Bearss used the G.I. Bill to finance his education at Georgetown University, from which he obtained a B.S. degree in Foreign Service studies in 1949. He worked for three years in the United States Navy Hydrographic Office in Maryland and used his spare time to visit numerous Civil War battlefields in the East. He received his M.A. in history from Indiana University in 1955, writing his thesis on Confederate General Patrick Cleburne. As part of his research, he visited the Western Theater battlefields on which Cleburne fought, telling friends, "You can't describe a battlefield unless you walk it." In February 2005, Lincoln College awarded Bearss an honorary doctorate, and in May 2010, Gettysburg College awarded him an honorary doctorate of humane letters.

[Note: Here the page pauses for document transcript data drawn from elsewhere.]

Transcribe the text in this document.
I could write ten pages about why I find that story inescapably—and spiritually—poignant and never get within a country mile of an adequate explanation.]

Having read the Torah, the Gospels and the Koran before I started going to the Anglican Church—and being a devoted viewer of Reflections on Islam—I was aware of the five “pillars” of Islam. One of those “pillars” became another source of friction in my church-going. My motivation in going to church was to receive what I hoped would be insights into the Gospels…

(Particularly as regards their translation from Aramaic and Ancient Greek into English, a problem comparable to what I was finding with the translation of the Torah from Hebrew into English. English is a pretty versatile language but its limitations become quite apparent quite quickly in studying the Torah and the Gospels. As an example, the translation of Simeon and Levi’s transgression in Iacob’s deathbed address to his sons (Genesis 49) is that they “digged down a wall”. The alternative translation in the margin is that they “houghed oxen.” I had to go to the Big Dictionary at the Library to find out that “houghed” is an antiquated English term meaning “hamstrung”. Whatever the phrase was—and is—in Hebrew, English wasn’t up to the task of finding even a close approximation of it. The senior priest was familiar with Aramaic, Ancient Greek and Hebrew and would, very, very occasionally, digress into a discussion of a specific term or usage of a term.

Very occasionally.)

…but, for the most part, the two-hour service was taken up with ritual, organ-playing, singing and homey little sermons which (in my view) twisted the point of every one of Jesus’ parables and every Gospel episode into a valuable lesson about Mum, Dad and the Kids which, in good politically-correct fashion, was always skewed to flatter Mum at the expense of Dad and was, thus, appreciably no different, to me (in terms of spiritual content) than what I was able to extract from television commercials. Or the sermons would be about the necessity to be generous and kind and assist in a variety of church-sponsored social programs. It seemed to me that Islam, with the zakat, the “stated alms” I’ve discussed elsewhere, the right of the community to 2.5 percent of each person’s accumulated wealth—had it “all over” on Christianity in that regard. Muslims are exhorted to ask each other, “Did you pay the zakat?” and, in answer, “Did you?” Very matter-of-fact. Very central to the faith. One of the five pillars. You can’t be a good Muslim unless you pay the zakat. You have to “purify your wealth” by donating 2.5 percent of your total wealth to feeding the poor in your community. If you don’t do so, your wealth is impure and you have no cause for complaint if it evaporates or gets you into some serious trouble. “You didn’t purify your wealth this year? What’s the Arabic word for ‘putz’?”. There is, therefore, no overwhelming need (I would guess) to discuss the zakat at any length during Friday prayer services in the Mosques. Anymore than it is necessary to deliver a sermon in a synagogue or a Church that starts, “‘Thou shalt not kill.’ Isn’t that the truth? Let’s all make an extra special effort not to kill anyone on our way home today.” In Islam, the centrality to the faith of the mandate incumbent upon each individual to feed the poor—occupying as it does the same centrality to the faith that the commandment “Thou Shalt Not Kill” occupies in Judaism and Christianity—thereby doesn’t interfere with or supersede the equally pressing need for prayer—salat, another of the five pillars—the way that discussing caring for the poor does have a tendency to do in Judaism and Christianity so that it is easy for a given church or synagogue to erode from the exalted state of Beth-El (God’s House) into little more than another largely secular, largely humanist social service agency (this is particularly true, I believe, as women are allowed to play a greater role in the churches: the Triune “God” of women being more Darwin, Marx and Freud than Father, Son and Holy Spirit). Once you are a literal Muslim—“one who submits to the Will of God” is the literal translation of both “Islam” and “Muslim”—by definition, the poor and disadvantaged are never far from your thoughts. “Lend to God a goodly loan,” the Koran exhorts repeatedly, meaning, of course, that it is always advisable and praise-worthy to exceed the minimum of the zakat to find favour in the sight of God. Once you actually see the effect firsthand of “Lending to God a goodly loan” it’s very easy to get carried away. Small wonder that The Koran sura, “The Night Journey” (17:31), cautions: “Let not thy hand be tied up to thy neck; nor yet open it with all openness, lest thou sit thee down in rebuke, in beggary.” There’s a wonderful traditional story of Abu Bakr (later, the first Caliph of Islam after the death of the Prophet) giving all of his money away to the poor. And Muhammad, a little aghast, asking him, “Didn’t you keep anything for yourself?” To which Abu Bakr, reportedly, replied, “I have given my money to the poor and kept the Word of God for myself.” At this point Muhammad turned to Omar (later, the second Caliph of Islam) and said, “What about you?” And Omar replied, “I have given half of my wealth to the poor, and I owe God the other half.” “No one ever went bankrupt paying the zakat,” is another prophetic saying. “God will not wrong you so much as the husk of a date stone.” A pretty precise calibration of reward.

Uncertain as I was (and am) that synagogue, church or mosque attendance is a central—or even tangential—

On the battlefield of Shiloh in 1954, he made a career decision inspired by the park historian he met, Charles E. (Pete) Shedd: interpretation of battles in the field was far more interesting than the academic study of history in an office. Although attracted to a National Park Service career, he first joined the Office of the Chief of Military History, U.S. Army, but soon took work as an historian at Vicksburg National Military Park, Vicksburg, Mississippi. It was at Vicksburg that he met his wife, Margie Riddle Bearss (1925–2006), also a Civil War historian; they were married on July 30, 1958. They first lived in the Leila Luckett House in Vicksburg formerly occupied by then-Maj. Gen. Ulysses S. Grant's soldiers in 1863, and eventually had three children: Sara Beth, Edwin Cole, Jr., and Mary Virginia (Jenny).